SageMaker / Paginator / ListInferenceExperiments
ListInferenceExperiments#
- class SageMaker.Paginator.ListInferenceExperiments#
paginator = client.get_paginator('list_inference_experiments')
- paginate(**kwargs)#
Creates an iterator that will paginate through responses from
SageMaker.Client.list_inference_experiments()
.See also: AWS API Documentation
Request Syntax
response_iterator = paginator.paginate( NameContains='string', Type='ShadowMode', StatusEquals='Creating'|'Created'|'Updating'|'Running'|'Starting'|'Stopping'|'Completed'|'Cancelled', CreationTimeAfter=datetime(2015, 1, 1), CreationTimeBefore=datetime(2015, 1, 1), LastModifiedTimeAfter=datetime(2015, 1, 1), LastModifiedTimeBefore=datetime(2015, 1, 1), SortBy='Name'|'CreationTime'|'Status', SortOrder='Ascending'|'Descending', PaginationConfig={ 'MaxItems': 123, 'PageSize': 123, 'StartingToken': 'string' } )
- Parameters:
NameContains (string) – Selects inference experiments whose names contain this name.
Type (string) – Selects inference experiments of this type. For the possible types of inference experiments, see CreateInferenceExperimentRequest$Type.
StatusEquals (string) – Selects inference experiments which are in this status. For the possible statuses, see DescribeInferenceExperimentResponse$Status.
CreationTimeAfter (datetime) – Selects inference experiments which were created after this timestamp.
CreationTimeBefore (datetime) – Selects inference experiments which were created before this timestamp.
LastModifiedTimeAfter (datetime) – Selects inference experiments which were last modified after this timestamp.
LastModifiedTimeBefore (datetime) – Selects inference experiments which were last modified before this timestamp.
SortBy (string) – The column by which to sort the listed inference experiments.
SortOrder (string) – The direction of sorting (ascending or descending).
PaginationConfig (dict) –
A dictionary that provides parameters to control pagination.
MaxItems (integer) –
The total number of items to return. If the total number of items available is more than the value specified in max-items then a
NextToken
will be provided in the output that you can use to resume pagination.PageSize (integer) –
The size of each page.
StartingToken (string) –
A token to specify where to start paginating. This is the
NextToken
from a previous response.
- Return type:
dict
- Returns:
Response Syntax
{ 'InferenceExperiments': [ { 'Name': 'string', 'Type': 'ShadowMode', 'Schedule': { 'StartTime': datetime(2015, 1, 1), 'EndTime': datetime(2015, 1, 1) }, 'Status': 'Creating'|'Created'|'Updating'|'Running'|'Starting'|'Stopping'|'Completed'|'Cancelled', 'StatusReason': 'string', 'Description': 'string', 'CreationTime': datetime(2015, 1, 1), 'CompletionTime': datetime(2015, 1, 1), 'LastModifiedTime': datetime(2015, 1, 1), 'RoleArn': 'string' }, ], }
Response Structure
(dict) –
InferenceExperiments (list) –
List of inference experiments.
(dict) –
Lists a summary of properties of an inference experiment.
Name (string) –
The name of the inference experiment.
Type (string) –
The type of the inference experiment.
Schedule (dict) –
The duration for which the inference experiment ran or will run.

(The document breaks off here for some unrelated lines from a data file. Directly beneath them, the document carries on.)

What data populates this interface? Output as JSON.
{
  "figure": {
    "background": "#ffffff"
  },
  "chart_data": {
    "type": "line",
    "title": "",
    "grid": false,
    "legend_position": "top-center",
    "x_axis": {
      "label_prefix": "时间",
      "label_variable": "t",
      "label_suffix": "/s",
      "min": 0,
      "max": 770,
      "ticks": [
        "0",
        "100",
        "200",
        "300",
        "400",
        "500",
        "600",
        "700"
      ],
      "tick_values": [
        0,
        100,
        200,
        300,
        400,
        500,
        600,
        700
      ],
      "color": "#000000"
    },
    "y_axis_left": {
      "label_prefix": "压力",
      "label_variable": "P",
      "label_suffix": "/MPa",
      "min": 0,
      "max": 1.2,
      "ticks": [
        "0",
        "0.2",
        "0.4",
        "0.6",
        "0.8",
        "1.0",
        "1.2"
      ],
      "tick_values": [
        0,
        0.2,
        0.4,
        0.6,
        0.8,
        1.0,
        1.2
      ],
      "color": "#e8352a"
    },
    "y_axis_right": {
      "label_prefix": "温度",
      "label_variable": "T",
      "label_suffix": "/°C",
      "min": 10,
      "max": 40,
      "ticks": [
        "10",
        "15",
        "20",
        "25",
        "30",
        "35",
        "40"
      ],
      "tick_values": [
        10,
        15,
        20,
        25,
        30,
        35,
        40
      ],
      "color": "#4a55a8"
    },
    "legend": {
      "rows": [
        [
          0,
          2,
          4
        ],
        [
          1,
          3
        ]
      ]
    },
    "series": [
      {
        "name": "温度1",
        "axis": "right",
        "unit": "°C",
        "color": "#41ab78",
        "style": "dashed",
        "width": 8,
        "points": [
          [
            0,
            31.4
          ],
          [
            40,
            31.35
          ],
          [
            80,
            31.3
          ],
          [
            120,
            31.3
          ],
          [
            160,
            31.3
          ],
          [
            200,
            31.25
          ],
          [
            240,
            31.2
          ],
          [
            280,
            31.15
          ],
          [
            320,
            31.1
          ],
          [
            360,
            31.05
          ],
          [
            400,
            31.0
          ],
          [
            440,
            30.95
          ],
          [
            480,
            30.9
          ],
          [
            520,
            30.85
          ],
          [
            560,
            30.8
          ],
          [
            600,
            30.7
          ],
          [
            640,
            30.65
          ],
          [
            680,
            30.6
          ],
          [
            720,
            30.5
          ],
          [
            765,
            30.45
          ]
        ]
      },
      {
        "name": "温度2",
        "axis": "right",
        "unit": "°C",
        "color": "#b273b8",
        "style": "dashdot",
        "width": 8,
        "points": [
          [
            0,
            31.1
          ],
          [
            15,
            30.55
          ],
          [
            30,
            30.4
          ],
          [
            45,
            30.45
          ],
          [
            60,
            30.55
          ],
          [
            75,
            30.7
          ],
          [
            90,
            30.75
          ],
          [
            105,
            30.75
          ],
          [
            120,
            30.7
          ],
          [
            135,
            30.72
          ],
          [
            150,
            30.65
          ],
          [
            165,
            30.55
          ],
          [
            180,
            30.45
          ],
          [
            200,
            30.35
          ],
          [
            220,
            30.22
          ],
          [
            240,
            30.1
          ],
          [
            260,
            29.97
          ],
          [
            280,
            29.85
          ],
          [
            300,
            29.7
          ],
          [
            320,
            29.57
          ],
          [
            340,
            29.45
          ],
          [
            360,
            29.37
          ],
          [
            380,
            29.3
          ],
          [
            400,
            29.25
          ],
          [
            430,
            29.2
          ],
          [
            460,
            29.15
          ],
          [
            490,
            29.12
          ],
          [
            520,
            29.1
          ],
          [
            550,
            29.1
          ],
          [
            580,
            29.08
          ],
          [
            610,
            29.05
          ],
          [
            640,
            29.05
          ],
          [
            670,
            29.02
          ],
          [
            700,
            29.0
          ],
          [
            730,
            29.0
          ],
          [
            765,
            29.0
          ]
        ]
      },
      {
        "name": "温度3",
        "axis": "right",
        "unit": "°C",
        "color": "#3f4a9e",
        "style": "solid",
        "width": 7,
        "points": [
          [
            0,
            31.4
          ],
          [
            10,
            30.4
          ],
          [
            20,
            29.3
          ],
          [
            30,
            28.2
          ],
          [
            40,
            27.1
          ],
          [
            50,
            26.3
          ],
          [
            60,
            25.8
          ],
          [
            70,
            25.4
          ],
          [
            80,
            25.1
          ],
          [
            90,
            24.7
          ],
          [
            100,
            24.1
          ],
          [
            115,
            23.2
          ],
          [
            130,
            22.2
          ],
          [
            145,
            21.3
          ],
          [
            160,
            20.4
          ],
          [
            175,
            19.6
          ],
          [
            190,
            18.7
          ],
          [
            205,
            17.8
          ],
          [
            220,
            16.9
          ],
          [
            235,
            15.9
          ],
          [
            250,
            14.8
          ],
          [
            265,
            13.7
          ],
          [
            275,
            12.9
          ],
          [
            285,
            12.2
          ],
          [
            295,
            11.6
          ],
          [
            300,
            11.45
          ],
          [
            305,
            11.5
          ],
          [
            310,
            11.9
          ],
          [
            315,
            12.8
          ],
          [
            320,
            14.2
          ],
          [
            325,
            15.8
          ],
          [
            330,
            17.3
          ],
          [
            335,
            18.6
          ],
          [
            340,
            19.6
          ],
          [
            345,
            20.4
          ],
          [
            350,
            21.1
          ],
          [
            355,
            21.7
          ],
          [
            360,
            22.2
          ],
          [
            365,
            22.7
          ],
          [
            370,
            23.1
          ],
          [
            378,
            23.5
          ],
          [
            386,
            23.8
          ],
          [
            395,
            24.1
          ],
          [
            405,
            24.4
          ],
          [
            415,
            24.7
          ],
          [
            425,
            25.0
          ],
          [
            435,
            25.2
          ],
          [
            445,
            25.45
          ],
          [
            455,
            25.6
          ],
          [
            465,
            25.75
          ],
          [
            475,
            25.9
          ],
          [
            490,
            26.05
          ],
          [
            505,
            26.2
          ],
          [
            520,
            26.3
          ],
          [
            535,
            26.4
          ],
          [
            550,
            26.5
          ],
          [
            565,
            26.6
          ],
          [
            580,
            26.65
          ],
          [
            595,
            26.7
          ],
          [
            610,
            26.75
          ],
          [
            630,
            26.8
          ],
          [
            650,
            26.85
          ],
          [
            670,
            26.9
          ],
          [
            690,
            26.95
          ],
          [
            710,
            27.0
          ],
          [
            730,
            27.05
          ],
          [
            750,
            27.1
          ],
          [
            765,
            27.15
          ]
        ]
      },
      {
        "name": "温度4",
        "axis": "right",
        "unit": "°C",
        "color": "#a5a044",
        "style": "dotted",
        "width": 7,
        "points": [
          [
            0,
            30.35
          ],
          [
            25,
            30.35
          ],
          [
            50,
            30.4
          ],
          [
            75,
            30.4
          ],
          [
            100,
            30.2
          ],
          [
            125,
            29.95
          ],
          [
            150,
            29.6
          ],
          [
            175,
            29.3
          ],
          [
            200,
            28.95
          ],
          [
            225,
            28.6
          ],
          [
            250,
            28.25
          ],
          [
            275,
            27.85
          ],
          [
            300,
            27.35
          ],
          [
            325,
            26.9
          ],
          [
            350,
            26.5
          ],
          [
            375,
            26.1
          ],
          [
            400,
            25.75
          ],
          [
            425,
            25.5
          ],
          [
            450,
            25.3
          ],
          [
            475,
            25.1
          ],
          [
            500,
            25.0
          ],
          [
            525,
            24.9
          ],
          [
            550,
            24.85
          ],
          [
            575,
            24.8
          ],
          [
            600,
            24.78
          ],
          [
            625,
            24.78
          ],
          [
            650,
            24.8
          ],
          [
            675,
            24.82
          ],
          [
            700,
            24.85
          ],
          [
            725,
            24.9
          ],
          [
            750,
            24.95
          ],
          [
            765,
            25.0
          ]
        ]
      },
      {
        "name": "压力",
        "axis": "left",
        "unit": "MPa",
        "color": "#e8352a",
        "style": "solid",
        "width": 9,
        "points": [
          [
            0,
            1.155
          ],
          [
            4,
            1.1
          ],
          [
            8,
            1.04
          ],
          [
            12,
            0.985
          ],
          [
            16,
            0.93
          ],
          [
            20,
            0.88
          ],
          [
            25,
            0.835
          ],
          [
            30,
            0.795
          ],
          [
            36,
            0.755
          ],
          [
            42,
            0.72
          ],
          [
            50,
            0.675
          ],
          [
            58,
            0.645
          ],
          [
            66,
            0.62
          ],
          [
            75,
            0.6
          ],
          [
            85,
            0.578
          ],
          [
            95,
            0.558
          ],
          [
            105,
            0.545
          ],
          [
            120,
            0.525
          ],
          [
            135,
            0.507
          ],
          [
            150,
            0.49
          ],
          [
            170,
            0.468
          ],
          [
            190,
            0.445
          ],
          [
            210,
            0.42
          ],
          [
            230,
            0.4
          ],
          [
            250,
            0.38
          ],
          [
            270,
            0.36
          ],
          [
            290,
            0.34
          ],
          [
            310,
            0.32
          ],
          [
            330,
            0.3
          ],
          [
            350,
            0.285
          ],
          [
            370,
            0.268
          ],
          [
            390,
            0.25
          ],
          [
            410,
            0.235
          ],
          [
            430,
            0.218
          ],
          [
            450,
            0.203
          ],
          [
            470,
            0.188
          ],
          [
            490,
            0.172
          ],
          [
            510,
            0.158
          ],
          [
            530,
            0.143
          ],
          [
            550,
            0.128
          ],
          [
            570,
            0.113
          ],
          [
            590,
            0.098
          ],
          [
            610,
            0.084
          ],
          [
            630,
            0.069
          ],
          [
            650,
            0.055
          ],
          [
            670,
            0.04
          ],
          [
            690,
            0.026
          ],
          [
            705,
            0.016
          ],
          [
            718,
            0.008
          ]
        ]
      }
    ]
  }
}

The maximum duration that you can set for an inference experiment is 30 days.
StartTime (datetime) –
The timestamp at which the inference experiment started or will start.
EndTime (datetime) –
The timestamp at which the inference experiment ended or will end.
Status (string) –
The status of the inference experiment.
StatusReason (string) –
The error message for the inference experiment status result.
Description (string) –
The description of the inference experiment.
CreationTime (datetime) –
The timestamp at which the inference experiment was created.
CompletionTime (datetime) –
The timestamp at which the inference experiment was completed.
LastModifiedTime (datetime) –
The timestamp when you last modified the inference experiment.
RoleArn (string) –
The ARN of the IAM role that Amazon SageMaker can assume to access model artifacts and container images, and manage Amazon SageMaker Inference endpoints for model deployment.